The blue slip process typically delays or derails hearings for the federal bench unless both senators from the nominee’s home-state consent to the President’s pick. Minnesota Democratic Sen. Al Franken is withholding his blue slip for David Stras. Stras currently sits on the Minnesota Supreme Court and was nominated in May for a seat on the 8th Circuit Court of Appeals.

“I do not think that the Senate should cede its power to the executive branch and end this long-standing custom,” Franken said. Franken said he was minimally consulted by the White House on Stras’ nomination, and was only granted two meetings with staff from the White House Counsel’s office.

“In light of the White House’s disrespect for the Senate’s constitutional role, I voiced my objection using the only means available to me, by withholding my blue slip,” Franken explained. Franken has previously said he objects to Stras’ staunchly conservative views, issuing a lengthy statement explaining that he fears Stras’ “views and philosophy would lead him to reinforce those divisions and steer the already conservative 8th Circuit even further to the right.”

Committee chairman Chuck Grassley, an Iowa Republican, moved forward with Stras’ hearing Wednesday, explaining that he refused to treat blue slips “as a single-senator veto.” Democrats, however, pointed out that Grassley refused to hold hearings on ten of then-President Barack Obama’s nominees from 2015 to 2016 because they didn’t have two blue slips.

Top Democrat on the committee Dianne Feinstein highlighted the apparent hypocrisy.

“The Democrats on this committee are simply asking for blue slips to be respected, just as they were for Republican senators,” Feinstein said. “All we ask is to be treated the same way in the Trump administration as Republican senators were treated in the Obama administration.
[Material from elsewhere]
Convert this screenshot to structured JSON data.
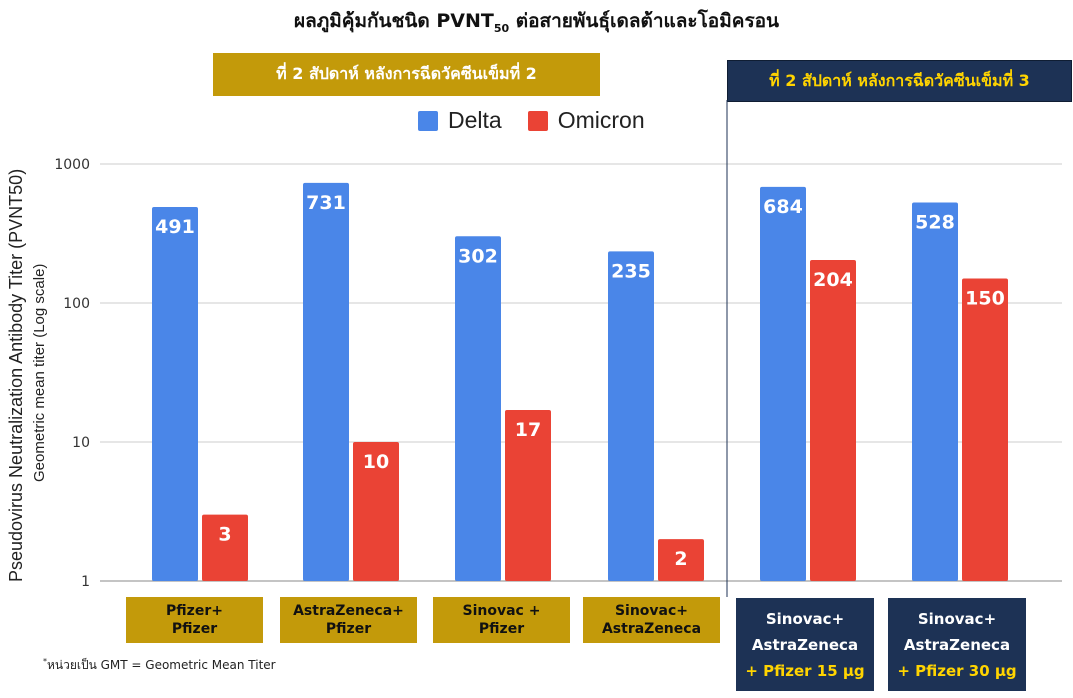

No more, no less.”

Grassley defended his move, noting that previous Judiciary Committee chairmen have also moved forward with hearings in circumstances where two blue slips weren’t returned. And then Grassley punched back, pointing out that Democrats, too, have bucked tradition.
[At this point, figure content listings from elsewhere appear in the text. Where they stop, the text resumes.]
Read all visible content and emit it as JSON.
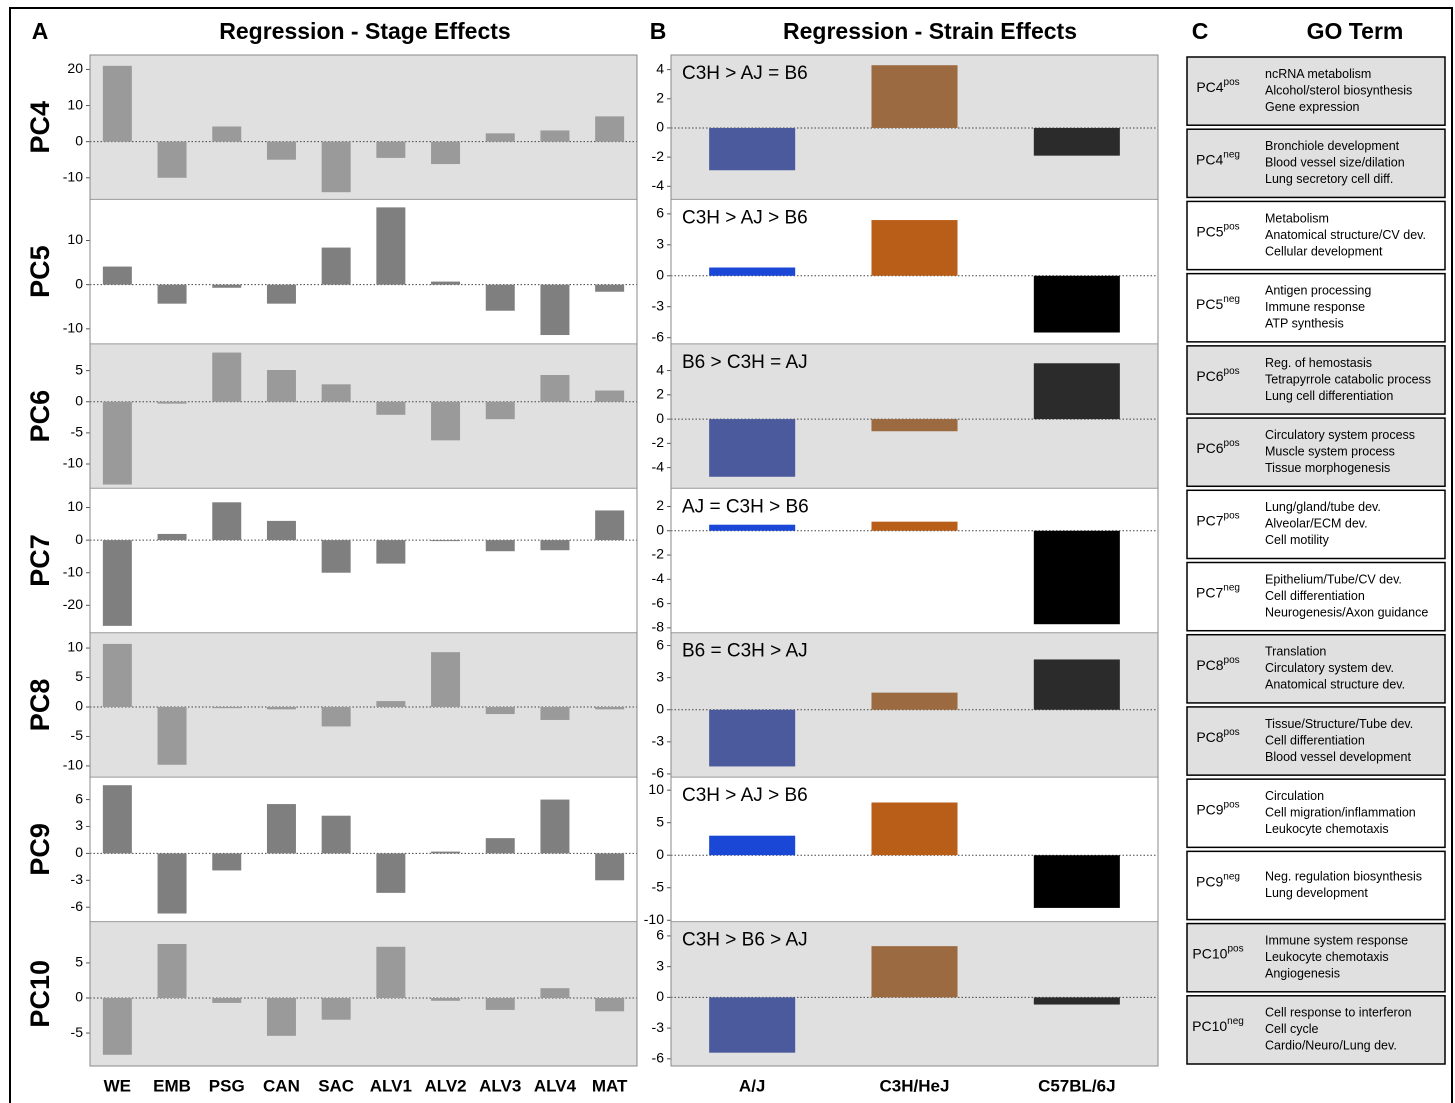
{
  "chart_data": [
    {
      "type": "bar",
      "panel": "A",
      "title": "Regression - Stage Effects",
      "categories": [
        "WE",
        "EMB",
        "PSG",
        "CAN",
        "SAC",
        "ALV1",
        "ALV2",
        "ALV3",
        "ALV4",
        "MAT"
      ],
      "rows": [
        {
          "label": "PC4",
          "color": "#9a9a9a",
          "ylim": [
            -16,
            24
          ],
          "yticks": [
            20,
            10,
            0,
            -10
          ],
          "values": [
            21,
            -10,
            4.2,
            -5,
            -14,
            -4.5,
            -6.2,
            2.3,
            3.1,
            7
          ]
        },
        {
          "label": "PC5",
          "color": "#7f7f7f",
          "ylim": [
            -13.4,
            19.3
          ],
          "yticks": [
            10,
            0,
            -10
          ],
          "values": [
            4.1,
            -4.3,
            -0.7,
            -4.3,
            8.4,
            17.5,
            0.7,
            -5.9,
            -11.4,
            -1.6
          ]
        },
        {
          "label": "PC6",
          "color": "#9a9a9a",
          "ylim": [
            -13.9,
            9.3
          ],
          "yticks": [
            5,
            0,
            -5,
            -10
          ],
          "values": [
            -13.3,
            -0.3,
            7.9,
            5.1,
            2.8,
            -2.1,
            -6.2,
            -2.8,
            4.3,
            1.8
          ]
        },
        {
          "label": "PC7",
          "color": "#7f7f7f",
          "ylim": [
            -28.4,
            15.9
          ],
          "yticks": [
            10,
            0,
            -10,
            -20
          ],
          "values": [
            -26.3,
            1.9,
            11.6,
            5.9,
            -10,
            -7.2,
            -0.3,
            -3.4,
            -3.1,
            9.1
          ]
        },
        {
          "label": "PC8",
          "color": "#9a9a9a",
          "ylim": [
            -11.9,
            12.6
          ],
          "yticks": [
            10,
            5,
            0,
            -5,
            -10
          ],
          "values": [
            10.7,
            -9.8,
            -0.2,
            -0.4,
            -3.3,
            1,
            9.3,
            -1.2,
            -2.2,
            -0.4
          ]
        },
        {
          "label": "PC9",
          "color": "#7f7f7f",
          "ylim": [
            -7.6,
            8.5
          ],
          "yticks": [
            6,
            3,
            0,
            -3,
            -6
          ],
          "values": [
            7.6,
            -6.7,
            -1.9,
            5.5,
            4.2,
            -4.4,
            0.2,
            1.7,
            6,
            -3
          ]
        },
        {
          "label": "PC10",
          "color": "#9a9a9a",
          "ylim": [
            -9.7,
            10.9
          ],
          "yticks": [
            5,
            0,
            -5
          ],
          "values": [
            -8.1,
            7.7,
            -0.7,
            -5.4,
            -3.1,
            7.3,
            -0.4,
            -1.7,
            1.4,
            -1.9
          ]
        }
      ]
    },
    {
      "type": "bar",
      "panel": "B",
      "title": "Regression - Strain Effects",
      "categories": [
        "A/J",
        "C3H/HeJ",
        "C57BL/6J"
      ],
      "rows": [
        {
          "annotation": "C3H > AJ = B6",
          "colors": [
            "#4b5a9c",
            "#9b6a40",
            "#2b2b2b"
          ],
          "ylim": [
            -4.9,
            5
          ],
          "yticks": [
            4,
            2,
            0,
            -2,
            -4
          ],
          "values": [
            -2.9,
            4.3,
            -1.9
          ]
        },
        {
          "annotation": "C3H > AJ > B6",
          "colors": [
            "#1a47d6",
            "#b85e18",
            "#000000"
          ],
          "ylim": [
            -6.6,
            7.4
          ],
          "yticks": [
            6,
            3,
            0,
            -3,
            -6
          ],
          "values": [
            0.8,
            5.4,
            -5.5
          ]
        },
        {
          "annotation": "B6 > C3H = AJ",
          "colors": [
            "#4b5a9c",
            "#9b6a40",
            "#2b2b2b"
          ],
          "ylim": [
            -5.7,
            6.2
          ],
          "yticks": [
            4,
            2,
            0,
            -2,
            -4
          ],
          "values": [
            -4.75,
            -1,
            4.6
          ]
        },
        {
          "annotation": "AJ = C3H > B6",
          "colors": [
            "#1a47d6",
            "#b85e18",
            "#000000"
          ],
          "ylim": [
            -8.4,
            3.5
          ],
          "yticks": [
            2,
            0,
            -2,
            -4,
            -6,
            -8
          ],
          "values": [
            0.5,
            0.75,
            -7.7
          ]
        },
        {
          "annotation": "B6 = C3H > AJ",
          "colors": [
            "#4b5a9c",
            "#9b6a40",
            "#2b2b2b"
          ],
          "ylim": [
            -6.3,
            7.2
          ],
          "yticks": [
            6,
            3,
            0,
            -3,
            -6
          ],
          "values": [
            -5.3,
            1.6,
            4.7
          ]
        },
        {
          "annotation": "C3H > AJ > B6",
          "colors": [
            "#1a47d6",
            "#b85e18",
            "#000000"
          ],
          "ylim": [
            -10.2,
            12
          ],
          "yticks": [
            10,
            5,
            0,
            -5,
            -10
          ],
          "values": [
            3,
            8.1,
            -8.1
          ]
        },
        {
          "annotation": "C3H > B6 > AJ",
          "colors": [
            "#4b5a9c",
            "#9b6a40",
            "#2b2b2b"
          ],
          "ylim": [
            -6.7,
            7.4
          ],
          "yticks": [
            6,
            3,
            0,
            -3,
            -6
          ],
          "values": [
            -5.4,
            5,
            -0.7
          ]
        }
      ]
    }
  ],
  "go_terms": {
    "panel": "C",
    "title": "GO Term",
    "rows": [
      {
        "label": "PC4",
        "sup": "pos",
        "terms": [
          "ncRNA metabolism",
          "Alcohol/sterol biosynthesis",
          "Gene expression"
        ]
      },
      {
        "label": "PC4",
        "sup": "neg",
        "terms": [
          "Bronchiole development",
          "Blood vessel size/dilation",
          "Lung secretory cell diff."
        ]
      },
      {
        "label": "PC5",
        "sup": "pos",
        "terms": [
          "Metabolism",
          "Anatomical structure/CV dev.",
          "Cellular development"
        ]
      },
      {
        "label": "PC5",
        "sup": "neg",
        "terms": [
          "Antigen processing",
          "Immune response",
          "ATP synthesis"
        ]
      },
      {
        "label": "PC6",
        "sup": "pos",
        "terms": [
          "Reg. of hemostasis",
          "Tetrapyrrole catabolic process",
          "Lung cell differentiation"
        ]
      },
      {
        "label": "PC6",
        "sup": "pos",
        "terms": [
          "Circulatory system process",
          "Muscle system process",
          "Tissue morphogenesis"
        ]
      },
      {
        "label": "PC7",
        "sup": "pos",
        "terms": [
          "Lung/gland/tube dev.",
          "Alveolar/ECM dev.",
          "Cell motility"
        ]
      },
      {
        "label": "PC7",
        "sup": "neg",
        "terms": [
          "Epithelium/Tube/CV dev.",
          "Cell differentiation",
          "Neurogenesis/Axon guidance"
        ]
      },
      {
        "label": "PC8",
        "sup": "pos",
        "terms": [
          "Translation",
          "Circulatory system dev.",
          "Anatomical structure dev."
        ]
      },
      {
        "label": "PC8",
        "sup": "pos",
        "terms": [
          "Tissue/Structure/Tube dev.",
          "Cell differentiation",
          "Blood vessel development"
        ]
      },
      {
        "label": "PC9",
        "sup": "pos",
        "terms": [
          "Circulation",
          "Cell migration/inflammation",
          "Leukocyte chemotaxis"
        ]
      },
      {
        "label": "PC9",
        "sup": "neg",
        "terms": [
          "Neg. regulation biosynthesis",
          "Lung development"
        ]
      },
      {
        "label": "PC10",
        "sup": "pos",
        "terms": [
          "Immune system response",
          "Leukocyte chemotaxis",
          "Angiogenesis"
        ]
      },
      {
        "label": "PC10",
        "sup": "neg",
        "terms": [
          "Cell response to interferon",
          "Cell cycle",
          "Cardio/Neuro/Lung dev."
        ]
      }
    ]
  }
}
“It’s also revealing that these same colleagues and groups supported abolishing the filibuster for lower court nominees in 2013, a Senate rule that was more longstanding and established than my immediate predecessors’ strict blue slip policy,” Grassley argued.

On the Senate floor Wednesday, Senate Majority Leader Mitch McConnell defended Grassley’s move, saying blue slips should not be used to block nominees’ consideration.

“Perhaps our Democratic colleagues now feel buyer’s remorse over the change to Senate Rules they jammed through this body. But they should not be allowed to use the committee’s blue slip courtesy – which is neither a committee rule, nor a Senate Rule – as another way to block the consideration of nominees with majority support,” the Kentucky Republican said.

Republican Sen. Ted Cruz applauded Grassley’s decision to move forward with the hearing despite Franken’s blue-slip objection.

“I think your decision on the blue slips was exactly the right decision to make,” Cruz said. “Sen. Franken’s public objections to him have been, not that he is unqualified, but rather that he’s a member of the Federalist Society, that he’s clerked for Justice Clarence Thomas and that he has said supportive things of Justice (Antonin) Scalia. I do not think that should bar the committee from considering his nomination.”